Here it is late November. Thanksgiving is Thursday, and we’re already celebrating Christmas. The stores are stocked with holiday gifts and Santa is making public appearances.
Time was, not too long ago, Thanksgiving could hold its own as a special day. But that doesn’t seem to be the case anymore. Americans are just too impatient. Now we go directly from Halloween to Christmas. And that’s sad.
Faith. Family. Friends. Food to nourish. Shelter to protect. Those were the same things the Pilgrims gave thanks for after surviving that first harsh 1621 winter at Plymouth Colony. I’m grateful for those things and so much more, including being a Texan and living in the greatest nation on earth.
Yes, these are troubled times, but we’re still mightily blessed. Life is good in 2019.
Texas was first
While the Pilgrims got credit for that first Thanksgiving at Plymouth, it was Texas’ Palo Duro Canyon that actually hosted the initial Thanksgiving celebration on the American continent. It had been declared in May 1541 by Spanish explorer Francisco Vasquez de Coronado.
Receiving little press, too, was the first true “American” Thanksgiving. That celebration came about in 1774, and it would set the tone for future U.S. Thanksgiving proclamations.
In retrospect, it seemed a strange time to give thanks. The American colonies were occupied by British troops and overtaxed by the British government. “The Boston Massacre” was a recent event. So was the “Boston Tea Party,” where angry colonists dressed as Native Americans had dumped English tea into Boston Harbor.
The cry for independence was becoming louder. Clearly, the upstart American colonists and King George’s army were about to go to war.
In 1774, the colonists petitioned British Gen. Thomas Gage to declare a day of prayer and fasting. Many thought a “Day of Thanksgiving” would help soothe the hard feelings between Americans and the British.
But Gage refused the request. This naturally angered the colonists, who then organized a “Provincial Congress” that met in Cambridge, Massachusetts.
John Hancock, who just two years later would sign the U.S. Declaration of Independence, was elected president of the new American Congress.
On Oct. 22, 1774, the Provincial Congress delegates (most of whom despised Gen. Gage) decided they’d declare their own day of Thanksgiving. Three delegates — John Winthrop, Solomon Lombard and Joseph Wheeler — quickly penned a Thanksgiving resolution.

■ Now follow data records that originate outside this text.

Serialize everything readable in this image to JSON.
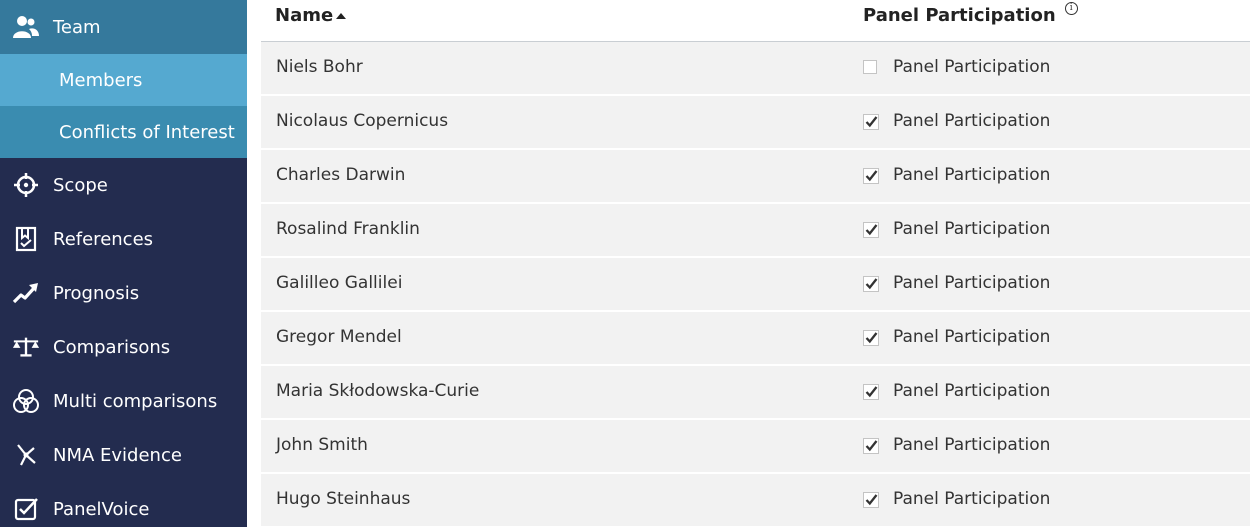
{
  "sidebar": {
    "items": [
      {
        "label": "Team",
        "icon": "team-icon"
      },
      {
        "label": "Members"
      },
      {
        "label": "Conflicts of Interest"
      },
      {
        "label": "Scope",
        "icon": "scope-icon"
      },
      {
        "label": "References",
        "icon": "references-icon"
      },
      {
        "label": "Prognosis",
        "icon": "prognosis-icon"
      },
      {
        "label": "Comparisons",
        "icon": "comparisons-icon"
      },
      {
        "label": "Multi comparisons",
        "icon": "multi-comparisons-icon"
      },
      {
        "label": "NMA Evidence",
        "icon": "nma-evidence-icon"
      },
      {
        "label": "PanelVoice",
        "icon": "panelvoice-icon"
      }
    ]
  },
  "table": {
    "columns": {
      "name": "Name",
      "participation": "Panel Participation"
    },
    "rows": [
      {
        "name": "Niels Bohr",
        "participation_label": "Panel Participation",
        "checked": false
      },
      {
        "name": "Nicolaus Copernicus",
        "participation_label": "Panel Participation",
        "checked": true
      },
      {
        "name": "Charles Darwin",
        "participation_label": "Panel Participation",
        "checked": true
      },
      {
        "name": "Rosalind Franklin",
        "participation_label": "Panel Participation",
        "checked": true
      },
      {
        "name": "Galilleo Gallilei",
        "participation_label": "Panel Participation",
        "checked": true
      },
      {
        "name": "Gregor Mendel",
        "participation_label": "Panel Participation",
        "checked": true
      },
      {
        "name": "Maria Skłodowska-Curie",
        "participation_label": "Panel Participation",
        "checked": true
      },
      {
        "name": "John Smith",
        "participation_label": "Panel Participation",
        "checked": true
      },
      {
        "name": "Hugo Steinhaus",
        "participation_label": "Panel Participation",
        "checked": true
      }
    ]
  },
  "colors": {
    "sidebar_bg": "#232c4f",
    "team_active": "#35799c",
    "members_active": "#55a9d0",
    "subitem_bg": "#3a8cb0",
    "row_bg": "#f2f2f2"
  }
}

“It is resolved … that it is high proper that a Day of PUBLIC THANKSGIVING should be observed throughout this Province,” the proclamation said. The special day would be observed on Dec. 15, 1774, “to render Thanks to Almighty God for all the Blessings we enjoy.”

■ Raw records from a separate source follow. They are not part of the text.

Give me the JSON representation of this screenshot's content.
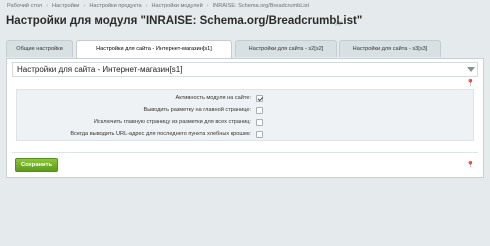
{
  "breadcrumb": {
    "items": [
      "Рабочий стол",
      "Настройки",
      "Настройки продукта",
      "Настройки модулей",
      "INRAISE: Schema.org/BreadcrumbList"
    ],
    "separator": "›"
  },
  "page": {
    "title": "Настройки для модуля \"INRAISE: Schema.org/BreadcrumbList\"",
    "star_icon": "star-outline-icon"
  },
  "tabs": [
    {
      "label": "Общие настройки",
      "active": false
    },
    {
      "label": "Настройки для сайта - Интернет-магазин[s1]",
      "active": true
    },
    {
      "label": "Настройки для сайта - s2[s2]",
      "active": false
    },
    {
      "label": "Настройки для сайта - s3[s3]",
      "active": false
    }
  ],
  "panel": {
    "title": "Настройки для сайта - Интернет-магазин[s1]",
    "options": [
      {
        "label": "Активность модуля на сайте:",
        "checked": true
      },
      {
        "label": "Выводить разметку на главной странице:",
        "checked": false
      },
      {
        "label": "Исключить главную страницу из разметки для всех страниц:",
        "checked": false
      },
      {
        "label": "Всегда выводить URL-адрес для последнего пункта хлебных крошек:",
        "checked": false
      }
    ],
    "save_label": "Сохранить"
  },
  "colors": {
    "background": "#e5eaec",
    "save_button": "#6fae24"
  }
}
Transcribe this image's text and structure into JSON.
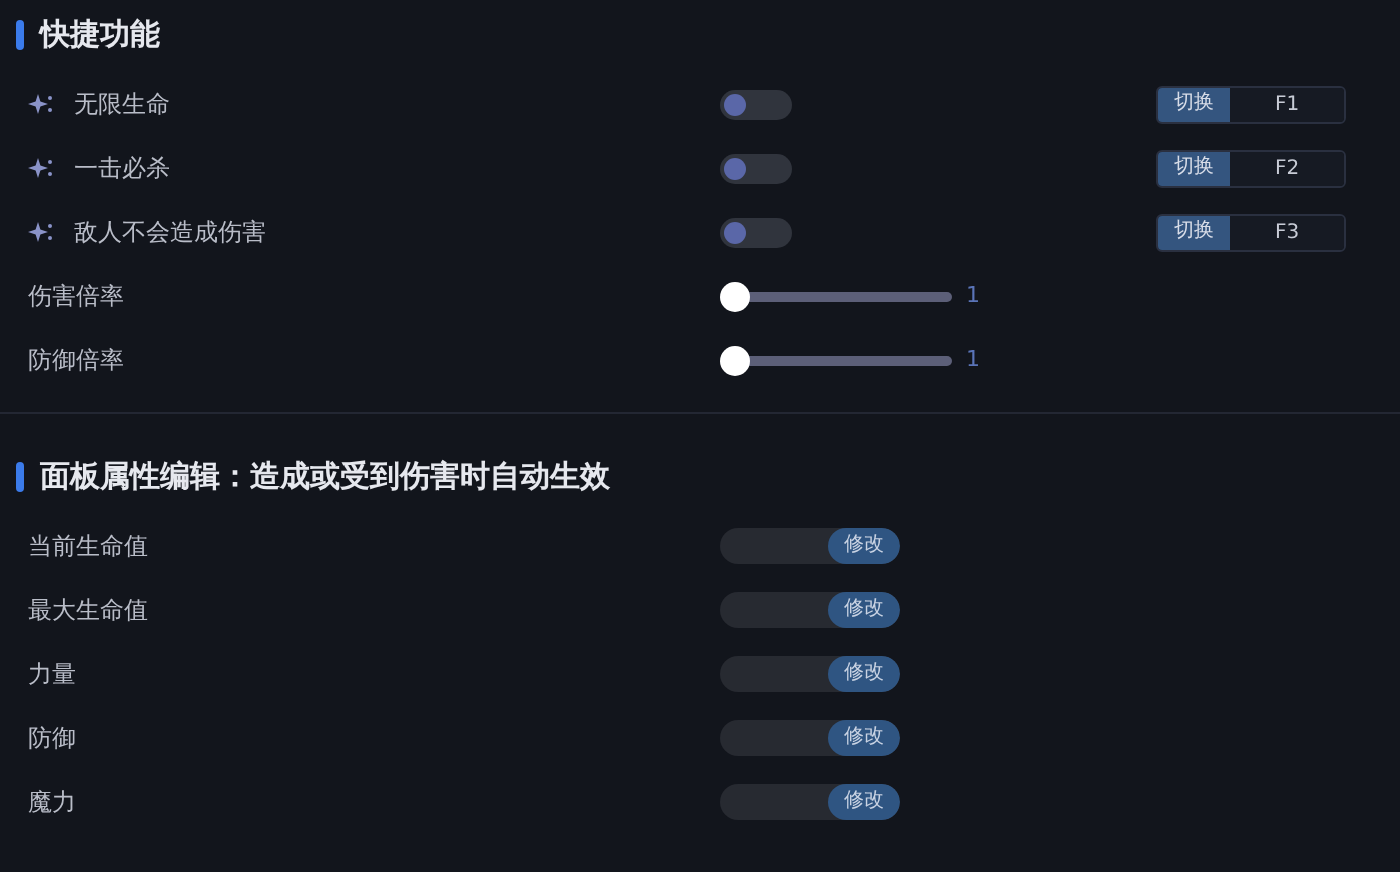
{
  "sections": [
    {
      "title": "快捷功能",
      "rows": [
        {
          "kind": "toggle",
          "label": "无限生命",
          "on": false,
          "hotkey_button": "切换",
          "hotkey": "F1"
        },
        {
          "kind": "toggle",
          "label": "一击必杀",
          "on": false,
          "hotkey_button": "切换",
          "hotkey": "F2"
        },
        {
          "kind": "toggle",
          "label": "敌人不会造成伤害",
          "on": false,
          "hotkey_button": "切换",
          "hotkey": "F3"
        },
        {
          "kind": "slider",
          "label": "伤害倍率",
          "level": 0,
          "reading": "1"
        },
        {
          "kind": "slider",
          "label": "防御倍率",
          "level": 0,
          "reading": "1"
        }
      ]
    },
    {
      "title": "面板属性编辑：造成或受到伤害时自动生效",
      "rows": [
        {
          "kind": "input",
          "label": "当前生命值",
          "button": "修改"
        },
        {
          "kind": "input",
          "label": "最大生命值",
          "button": "修改"
        },
        {
          "kind": "input",
          "label": "力量",
          "button": "修改"
        },
        {
          "kind": "input",
          "label": "防御",
          "button": "修改"
        },
        {
          "kind": "input",
          "label": "魔力",
          "button": "修改"
        }
      ]
    }
  ]
}
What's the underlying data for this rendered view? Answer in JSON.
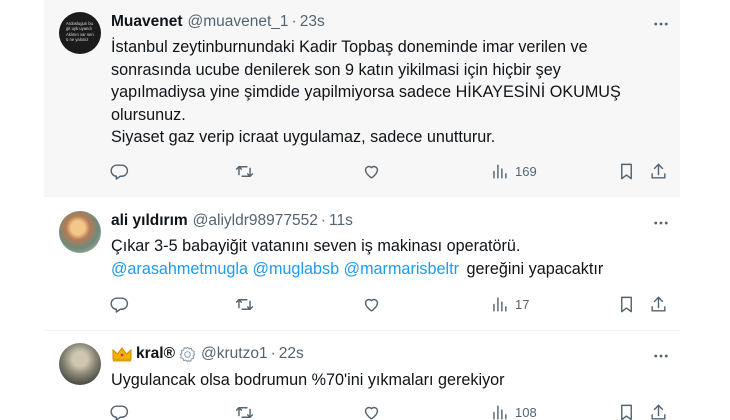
{
  "tweets": [
    {
      "name": "Muavenet",
      "handle": "@muavenet_1",
      "time": "23s",
      "lines": [
        "İstanbul zeytinburnundaki Kadir Topbaş doneminde imar verilen ve",
        "sonrasında ucube denilerek son 9 katın yikilmasi için hiçbir şey",
        "yapılmadiysa yine şimdide yapilmiyorsa sadece HİKAYESİNİ OKUMUŞ",
        "olursunuz.",
        "Siyaset gaz verip icraat uygulamaz, sadece unutturur."
      ],
      "avatar_text": "Ardoslugun bu git uyk uyandı Aklının var sen ü ne yaloniz",
      "views": "169"
    },
    {
      "name": "ali yıldırım",
      "handle": "@aliyldr98977552",
      "time": "11s",
      "line1": "Çıkar 3-5 babayiğit vatanını seven iş makinası operatörü.",
      "mentions": [
        "@arasahmetmugla",
        "@muglabsb",
        "@marmarisbeltr"
      ],
      "line2_tail": "gereğini yapacaktır",
      "views": "17"
    },
    {
      "name": "kral®",
      "handle": "@krutzo1",
      "time": "22s",
      "line1": "Uygulancak olsa bodrumun %70'ini yıkmaları gerekiyor",
      "views": "108"
    }
  ],
  "separator": "·",
  "icons": {
    "more": "more-horizontal-icon",
    "reply": "reply-icon",
    "retweet": "retweet-icon",
    "like": "like-icon",
    "views": "views-icon",
    "bookmark": "bookmark-icon",
    "share": "share-icon",
    "crown": "crown-icon",
    "verified": "verified-badge-icon"
  },
  "colors": {
    "link": "#1d9bf0",
    "muted": "#536471",
    "text": "#0f1419",
    "highlight": "#f7f7f7"
  }
}
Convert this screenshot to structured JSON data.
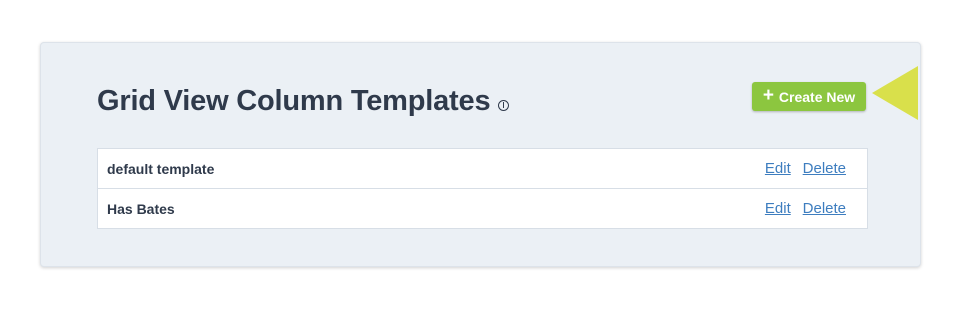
{
  "page": {
    "title": "Grid View Column Templates",
    "info_icon": "info-circle-icon"
  },
  "create_button": {
    "icon": "plus-icon",
    "plus_glyph": "+",
    "label": "Create New"
  },
  "templates": [
    {
      "name": "default template",
      "edit_label": "Edit",
      "delete_label": "Delete"
    },
    {
      "name": "Has Bates",
      "edit_label": "Edit",
      "delete_label": "Delete"
    }
  ],
  "colors": {
    "accent_green": "#8cc63f",
    "highlight_arrow": "#d9e04b",
    "link_blue": "#3d7dbf",
    "panel_bg": "#ebf0f5"
  }
}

The 1774 resolution also asked for divine intervention, “Harmony and Union” in the “present Controversy between Great Britain and the Colonies.”
The resolution was published in the Boston Gazette with copies carried to towns and villages throughout the province. Sure enough, on Dec. 15 (only two weeks before Christmas), practically every business in Boston closed — much to Gen. Gage’s chagrin — as colonists gave thanks.
Other Thanksgiving proclamations would be declared by Congress — June 1775, May 1776, December 1777, November 1782.
The 1774 proclamation was the first such declaration made by an independent legislative body. It also was the first that didn’t end with the phrase “God Save the King.”
Less than a year later, the American Revolution had begun and the 13 colonies were on their way to becoming the United States of America.
So this Thanksgiving, as we give thanks for faith, family and friends, let’s also tip a tri-cornered hat to those long-ago patriots who thumbed their collective noses at Ol’ King George. For that, we can give thanks.